Monday, May 5, 2008

Unless contained inside each pill is a tiny embryo which is killed during consumption

Pro-forced pregnancy people are organizing a protest planned for June 7, the anniversary of Griswold v. Connecticut. What are they protesting? If you thought 'abortion', you'd be wrong! They're protesting birth control pills, claiming that "The Pill Kills Babies."

How this could happen when the pill prevents ovulation, and hence fertilization, is anyone's guess. But it hardly matters, since they're only concerned with controlling the sexual activity of women.

4 comments:

Michael Cook said...

I am not sure this belief is inaccurate. I'll have to do more research and check his sources, but if you accept the anti-abortion position, he seems to make a good argument for rejecting birth control pills.

Skemono said...

I am not sure this belief is inaccurate.
Which belief? That birth control is a form of abortion? It's completely inaccurate. Abortions are procedures that terminate pregnancies, and pregnancy is defined as starting at implantation.

Further, while some pills may do that, most work by preventing ovulation, which means that there's nothing to fertilize anyways.
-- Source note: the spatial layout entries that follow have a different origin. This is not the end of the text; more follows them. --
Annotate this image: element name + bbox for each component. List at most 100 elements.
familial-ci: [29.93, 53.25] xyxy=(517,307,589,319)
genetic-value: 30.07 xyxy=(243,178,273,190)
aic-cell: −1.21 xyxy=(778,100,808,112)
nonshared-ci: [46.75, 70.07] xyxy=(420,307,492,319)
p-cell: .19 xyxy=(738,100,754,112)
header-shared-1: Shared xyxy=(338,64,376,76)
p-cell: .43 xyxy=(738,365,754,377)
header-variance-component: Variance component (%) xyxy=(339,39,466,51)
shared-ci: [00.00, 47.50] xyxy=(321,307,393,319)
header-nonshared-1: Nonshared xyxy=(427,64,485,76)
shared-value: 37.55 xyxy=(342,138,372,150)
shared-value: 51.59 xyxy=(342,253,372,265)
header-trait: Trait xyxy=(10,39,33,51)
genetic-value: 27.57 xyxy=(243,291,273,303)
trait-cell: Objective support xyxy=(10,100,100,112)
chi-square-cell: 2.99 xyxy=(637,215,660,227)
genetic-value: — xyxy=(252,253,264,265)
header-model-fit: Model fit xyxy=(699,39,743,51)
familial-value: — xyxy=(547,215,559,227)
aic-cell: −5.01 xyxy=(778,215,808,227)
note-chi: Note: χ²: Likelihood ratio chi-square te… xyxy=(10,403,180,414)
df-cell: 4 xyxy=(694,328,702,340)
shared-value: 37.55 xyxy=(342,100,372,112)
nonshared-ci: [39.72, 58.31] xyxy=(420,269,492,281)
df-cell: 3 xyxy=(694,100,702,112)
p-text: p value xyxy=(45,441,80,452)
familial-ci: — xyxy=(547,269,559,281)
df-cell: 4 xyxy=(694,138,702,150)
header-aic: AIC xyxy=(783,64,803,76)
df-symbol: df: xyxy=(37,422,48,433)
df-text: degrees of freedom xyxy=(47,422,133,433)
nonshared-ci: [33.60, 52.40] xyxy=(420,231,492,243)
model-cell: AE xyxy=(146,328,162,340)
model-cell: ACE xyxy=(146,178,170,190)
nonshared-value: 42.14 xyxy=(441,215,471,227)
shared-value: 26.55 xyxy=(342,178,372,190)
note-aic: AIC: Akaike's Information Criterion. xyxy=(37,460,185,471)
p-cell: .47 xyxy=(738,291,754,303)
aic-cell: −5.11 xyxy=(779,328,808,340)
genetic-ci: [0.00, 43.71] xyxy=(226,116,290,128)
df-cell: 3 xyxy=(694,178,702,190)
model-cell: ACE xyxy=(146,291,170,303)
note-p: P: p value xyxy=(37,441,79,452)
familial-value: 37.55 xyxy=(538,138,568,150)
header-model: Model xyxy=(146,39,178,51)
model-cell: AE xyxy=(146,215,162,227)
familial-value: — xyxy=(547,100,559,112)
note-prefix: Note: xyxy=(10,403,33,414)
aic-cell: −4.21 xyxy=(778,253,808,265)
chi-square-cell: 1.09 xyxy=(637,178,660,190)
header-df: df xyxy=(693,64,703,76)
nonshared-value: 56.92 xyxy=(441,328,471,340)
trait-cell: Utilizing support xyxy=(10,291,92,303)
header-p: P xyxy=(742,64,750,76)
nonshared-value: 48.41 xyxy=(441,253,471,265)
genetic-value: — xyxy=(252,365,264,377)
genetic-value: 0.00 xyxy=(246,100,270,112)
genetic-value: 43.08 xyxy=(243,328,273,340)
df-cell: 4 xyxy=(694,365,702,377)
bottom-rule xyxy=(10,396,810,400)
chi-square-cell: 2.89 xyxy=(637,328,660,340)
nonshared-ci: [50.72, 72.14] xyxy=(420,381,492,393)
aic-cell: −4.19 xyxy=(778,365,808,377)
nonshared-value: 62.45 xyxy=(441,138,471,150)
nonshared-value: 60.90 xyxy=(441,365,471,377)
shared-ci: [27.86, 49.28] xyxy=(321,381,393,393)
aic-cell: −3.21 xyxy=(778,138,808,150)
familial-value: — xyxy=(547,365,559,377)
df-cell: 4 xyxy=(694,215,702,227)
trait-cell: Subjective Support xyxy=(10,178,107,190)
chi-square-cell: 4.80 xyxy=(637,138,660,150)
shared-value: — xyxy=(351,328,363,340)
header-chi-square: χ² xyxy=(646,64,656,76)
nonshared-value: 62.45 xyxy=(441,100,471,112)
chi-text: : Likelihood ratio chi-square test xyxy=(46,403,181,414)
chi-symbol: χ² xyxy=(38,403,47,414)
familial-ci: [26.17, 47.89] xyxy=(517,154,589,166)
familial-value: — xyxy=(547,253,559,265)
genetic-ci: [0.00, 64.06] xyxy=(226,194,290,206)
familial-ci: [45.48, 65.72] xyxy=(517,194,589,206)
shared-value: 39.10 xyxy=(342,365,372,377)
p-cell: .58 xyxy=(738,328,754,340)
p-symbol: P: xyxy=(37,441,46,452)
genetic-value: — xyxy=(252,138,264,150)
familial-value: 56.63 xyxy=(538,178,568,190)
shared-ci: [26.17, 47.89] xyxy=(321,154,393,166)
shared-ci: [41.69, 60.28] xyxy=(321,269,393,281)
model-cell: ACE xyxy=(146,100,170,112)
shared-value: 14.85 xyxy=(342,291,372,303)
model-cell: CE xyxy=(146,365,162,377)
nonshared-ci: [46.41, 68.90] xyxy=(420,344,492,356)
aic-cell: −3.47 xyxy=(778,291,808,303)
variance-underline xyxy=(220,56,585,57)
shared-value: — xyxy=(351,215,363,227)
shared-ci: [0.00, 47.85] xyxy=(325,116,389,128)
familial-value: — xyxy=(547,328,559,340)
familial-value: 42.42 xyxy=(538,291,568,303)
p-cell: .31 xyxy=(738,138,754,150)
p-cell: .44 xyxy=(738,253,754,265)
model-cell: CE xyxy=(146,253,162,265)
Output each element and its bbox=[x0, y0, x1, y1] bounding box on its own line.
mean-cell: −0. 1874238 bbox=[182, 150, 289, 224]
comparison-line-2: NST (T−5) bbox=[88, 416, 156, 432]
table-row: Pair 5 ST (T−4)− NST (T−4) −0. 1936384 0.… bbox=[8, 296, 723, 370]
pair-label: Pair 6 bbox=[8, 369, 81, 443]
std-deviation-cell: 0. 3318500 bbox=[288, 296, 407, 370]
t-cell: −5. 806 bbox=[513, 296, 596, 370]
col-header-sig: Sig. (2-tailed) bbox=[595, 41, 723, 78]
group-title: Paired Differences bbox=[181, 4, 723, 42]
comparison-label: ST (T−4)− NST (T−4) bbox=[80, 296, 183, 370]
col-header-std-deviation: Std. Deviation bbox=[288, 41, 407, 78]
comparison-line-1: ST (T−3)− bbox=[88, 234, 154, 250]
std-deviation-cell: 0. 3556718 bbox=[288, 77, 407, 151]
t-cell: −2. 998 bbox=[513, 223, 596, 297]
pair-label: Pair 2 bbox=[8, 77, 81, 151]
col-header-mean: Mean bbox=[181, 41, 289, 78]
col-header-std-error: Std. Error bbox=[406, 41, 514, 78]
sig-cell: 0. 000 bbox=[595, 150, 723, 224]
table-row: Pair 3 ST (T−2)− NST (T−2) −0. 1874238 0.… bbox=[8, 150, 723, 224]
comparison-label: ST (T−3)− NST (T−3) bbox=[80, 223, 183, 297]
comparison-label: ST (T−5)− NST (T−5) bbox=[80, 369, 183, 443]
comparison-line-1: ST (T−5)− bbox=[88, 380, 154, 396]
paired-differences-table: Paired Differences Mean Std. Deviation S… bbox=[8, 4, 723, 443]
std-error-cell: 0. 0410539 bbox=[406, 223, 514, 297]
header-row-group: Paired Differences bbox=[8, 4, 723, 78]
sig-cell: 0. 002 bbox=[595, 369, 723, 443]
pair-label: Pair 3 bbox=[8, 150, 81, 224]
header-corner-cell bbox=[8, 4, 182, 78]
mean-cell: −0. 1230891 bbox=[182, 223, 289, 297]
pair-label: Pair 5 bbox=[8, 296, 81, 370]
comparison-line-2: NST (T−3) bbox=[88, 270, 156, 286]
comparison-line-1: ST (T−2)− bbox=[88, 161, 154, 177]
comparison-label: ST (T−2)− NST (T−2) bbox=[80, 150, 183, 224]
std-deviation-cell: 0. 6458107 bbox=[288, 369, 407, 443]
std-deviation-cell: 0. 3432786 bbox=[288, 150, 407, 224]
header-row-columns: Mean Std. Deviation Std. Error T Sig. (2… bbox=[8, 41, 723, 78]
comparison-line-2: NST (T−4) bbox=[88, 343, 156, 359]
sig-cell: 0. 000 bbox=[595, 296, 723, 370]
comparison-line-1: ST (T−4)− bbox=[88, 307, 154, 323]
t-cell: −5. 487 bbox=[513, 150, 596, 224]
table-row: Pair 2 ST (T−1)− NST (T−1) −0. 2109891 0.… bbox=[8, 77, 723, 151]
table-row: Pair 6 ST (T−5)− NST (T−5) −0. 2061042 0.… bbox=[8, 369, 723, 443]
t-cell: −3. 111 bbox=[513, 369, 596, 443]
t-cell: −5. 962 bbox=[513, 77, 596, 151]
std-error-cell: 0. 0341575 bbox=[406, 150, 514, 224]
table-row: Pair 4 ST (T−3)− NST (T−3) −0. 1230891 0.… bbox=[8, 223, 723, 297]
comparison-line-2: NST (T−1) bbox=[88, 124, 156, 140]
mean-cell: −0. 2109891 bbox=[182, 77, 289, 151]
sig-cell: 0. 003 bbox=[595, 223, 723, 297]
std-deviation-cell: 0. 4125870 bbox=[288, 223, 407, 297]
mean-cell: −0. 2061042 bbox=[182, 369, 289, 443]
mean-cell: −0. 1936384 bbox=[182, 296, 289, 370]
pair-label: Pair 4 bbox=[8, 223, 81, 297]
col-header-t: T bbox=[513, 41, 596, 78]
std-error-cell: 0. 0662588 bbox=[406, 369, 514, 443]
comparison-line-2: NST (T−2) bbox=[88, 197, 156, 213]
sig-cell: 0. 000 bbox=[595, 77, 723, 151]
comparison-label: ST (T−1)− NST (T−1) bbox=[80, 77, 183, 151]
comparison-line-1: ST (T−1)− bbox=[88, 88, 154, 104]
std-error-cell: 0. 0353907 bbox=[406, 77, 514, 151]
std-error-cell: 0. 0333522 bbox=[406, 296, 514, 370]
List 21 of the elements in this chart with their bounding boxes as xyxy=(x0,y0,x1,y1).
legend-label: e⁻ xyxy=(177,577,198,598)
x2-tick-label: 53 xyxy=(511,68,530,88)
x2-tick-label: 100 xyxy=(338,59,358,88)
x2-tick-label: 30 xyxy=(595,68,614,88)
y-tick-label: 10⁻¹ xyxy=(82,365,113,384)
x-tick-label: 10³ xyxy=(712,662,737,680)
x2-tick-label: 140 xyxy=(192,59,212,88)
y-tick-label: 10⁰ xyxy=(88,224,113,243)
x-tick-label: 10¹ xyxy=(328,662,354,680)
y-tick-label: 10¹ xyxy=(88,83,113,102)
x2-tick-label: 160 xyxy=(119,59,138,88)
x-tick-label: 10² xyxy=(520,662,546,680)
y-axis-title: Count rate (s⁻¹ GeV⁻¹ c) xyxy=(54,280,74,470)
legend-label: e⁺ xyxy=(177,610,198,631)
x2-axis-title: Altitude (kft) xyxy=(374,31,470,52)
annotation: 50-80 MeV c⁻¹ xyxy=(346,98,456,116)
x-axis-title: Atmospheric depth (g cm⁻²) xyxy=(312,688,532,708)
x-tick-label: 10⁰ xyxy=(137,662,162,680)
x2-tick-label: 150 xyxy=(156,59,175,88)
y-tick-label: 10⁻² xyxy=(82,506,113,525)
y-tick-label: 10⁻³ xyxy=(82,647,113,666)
It's all a load of bunk.

I'd suggest following the link in my post and reading the comments.

I'll have to do more research and check his sources, but if you accept the anti-abortion position, he seems to make a good argument for rejecting birth control pills.
The operative phrase here being "if you accept the anti-abortion position", which requires rewriting reality.

Michael Cook said...

The operative phrase here being "if you accept the anti-abortion position", which requires rewriting reality.

Yes, and I do not support the anti-abortion position. I just thought the anti-pill position is a reasonable conclusion given their erroneous assumptions.

Skemono said...

I just thought the anti-pill position is a reasonable conclusion given their erroneous assumptions.
Well, yes. It's well-known that one can logically support any conclusion when starting with false assumptions.